Making “Responsible Innovation” a Reality: Big Tech, Small Money, and U.S. Economic Equality

By Federal Financial Analytics

FedFin has just released a new policy paper laying out how emerging risks in unregulated tech-based financial products may threaten U.S. economic inequality.  It’s not that regulated institutions have always done that much better, but rather that the power of big data, predictive modeling, and far-flung commercial interests combines with tech-firm culture in still more dangerous ways far outside the reach of effective controls or meaningful enforcement. 

As seems always the case, the most vulnerable households are at the greatest risk.  Our goal:  get the U.S. Congress quickly to recognize these equality risks as it turns to big-tech privacy, security, antitrust, and political-integrity threats.  Waiting for later to deal with financial risks means exposing households to harm no subsequent remedies can erase.

This paper differentiates these equality risks into what we call micro- and macro-threats.  Micro threats apply to households; macro ones build on these to threaten market integrity, social welfare, and financial-market stability.

The report assesses the following micro risks:

  • Bias: An array of controls – e.g., mandatory adverse-action notices – apply to regulated loan-underwriting and product-pricing decisions. Financial-technology firms are governed by only some of these requirements and are subject to enforcement under very few, if any, of them.   
  • Algorithmic Determinism: AI and machine learning retain decision criteria that achieve primary goals – e.g., low default rates – no matter the cost to secondary outcomes – e.g., safety-and-soundness or discrimination. Determinism also derives from filter bubbles that cause products only to be offered to households that express certain likes or that demonstrate certain characteristics – that is, the more you buy, the more credit you get.


  • Unanticipated Risk: Individuals are unlikely to understand the sharply different risks they run when dealing with an unregulated consumer-finance provider. Consumers generally expect that safeguards – e.g., FDIC insurance, loss limits – apply regardless of provider, but no current disclosure requirements clearly address risk when they are absent.  Unregulated companies also need not back their products with the capital or liquidity necessary to ensure they can stand behind their offerings and remain in a market under stress.


  • Cross-Selling and Self-Dealing: Technology-based providers are likely to use household income, wealth, transaction volume, and other data to cross-sell products within their commercial, advertising, and information-service empires. Unlike banks, no inter-affiliate, anti-tying, or vendor-control provisions apply.

Macro risks include:

  • “Surveillance Capitalism:” An important book coins this term that describes how personal data are now the coin of the capitalist realm.  Finance thus could be little more than code to monetize in opaque, biased, self-interested, and/or misleading ways.

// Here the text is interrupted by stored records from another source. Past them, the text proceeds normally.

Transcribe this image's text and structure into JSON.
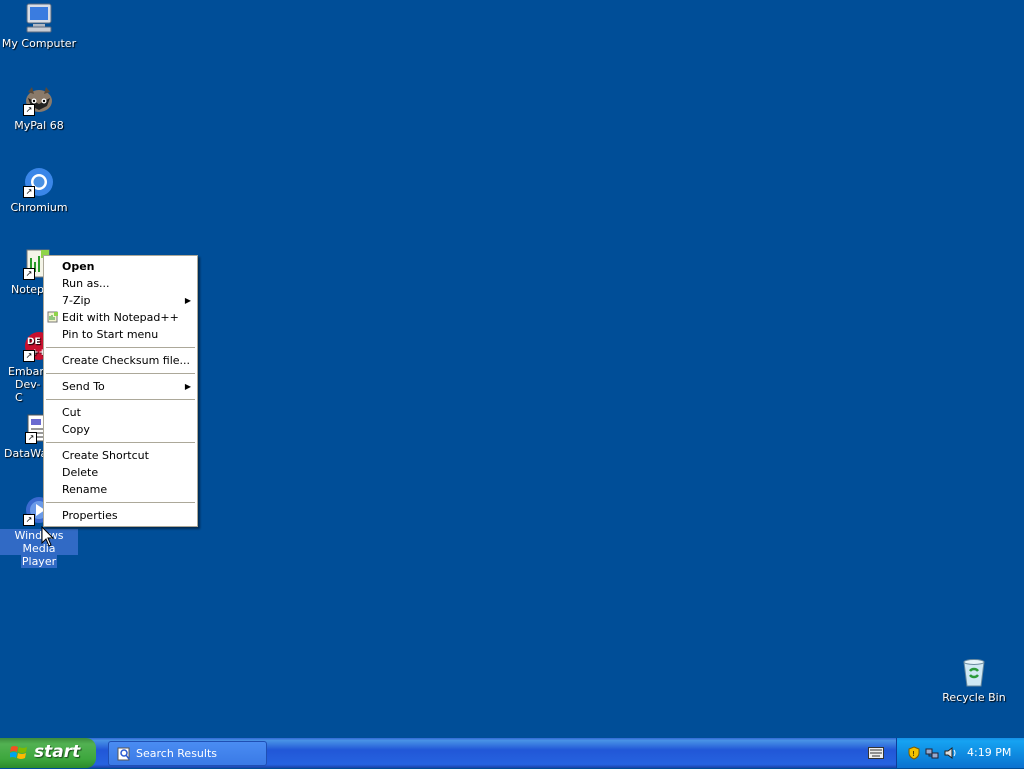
{
  "desktop": {
    "icons": [
      {
        "label": "My Computer",
        "icon": "my-computer-icon"
      },
      {
        "label": "MyPal 68",
        "icon": "mypal-icon"
      },
      {
        "label": "Chromium",
        "icon": "chromium-icon"
      },
      {
        "label": "Notepa",
        "icon": "notepadpp-icon"
      },
      {
        "label": "Embarc",
        "label2": "Dev-C",
        "icon": "devcpp-icon"
      },
      {
        "label": "DataWa",
        "icon": "datawatch-icon"
      },
      {
        "label": "Windows Media",
        "label2": "Player",
        "icon": "windows-media-player-icon"
      },
      {
        "label": "Recycle Bin",
        "icon": "recycle-bin-icon"
      }
    ]
  },
  "context_menu": {
    "items": [
      {
        "label": "Open",
        "bold": true
      },
      {
        "label": "Run as..."
      },
      {
        "label": "7-Zip",
        "submenu": true
      },
      {
        "label": "Edit with Notepad++",
        "icon": "notepadpp-mini-icon"
      },
      {
        "label": "Pin to Start menu"
      },
      {
        "separator": true
      },
      {
        "label": "Create Checksum file..."
      },
      {
        "separator": true
      },
      {
        "label": "Send To",
        "submenu": true
      },
      {
        "separator": true
      },
      {
        "label": "Cut"
      },
      {
        "label": "Copy"
      },
      {
        "separator": true
      },
      {
        "label": "Create Shortcut"
      },
      {
        "label": "Delete"
      },
      {
        "label": "Rename"
      },
      {
        "separator": true
      },
      {
        "label": "Properties"
      }
    ]
  },
  "taskbar": {
    "start_label": "start",
    "tasks": [
      {
        "label": "Search Results",
        "icon": "search-results-icon"
      }
    ],
    "clock": "4:19 PM",
    "tray_icons": [
      "security-shield-icon",
      "network-icon",
      "speaker-icon"
    ]
  },
  "colors": {
    "desktop_background": "#004e98",
    "selection": "#316ac5",
    "taskbar_blue": "#2157d7",
    "start_green": "#3da73d"
  }
}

  • Concentrated Markets: The FTC is considering whether its longstanding antitrust standards should now consider economic-equality effects.  However, the outcome of this effort is uncertain and is in any case focused on large transactions.  Smaller ones that create significant concentration in equality-critical services also warrant scrutiny.


  • Financial Crises:  The more inequality, the greater the financial-crisis risk.  While all of the problems above pose a particularly worrisome macro risk – nothing spells inequality like financial crisis given the ability of the wealthiest households to emerge largely unscathed after a bit of stress.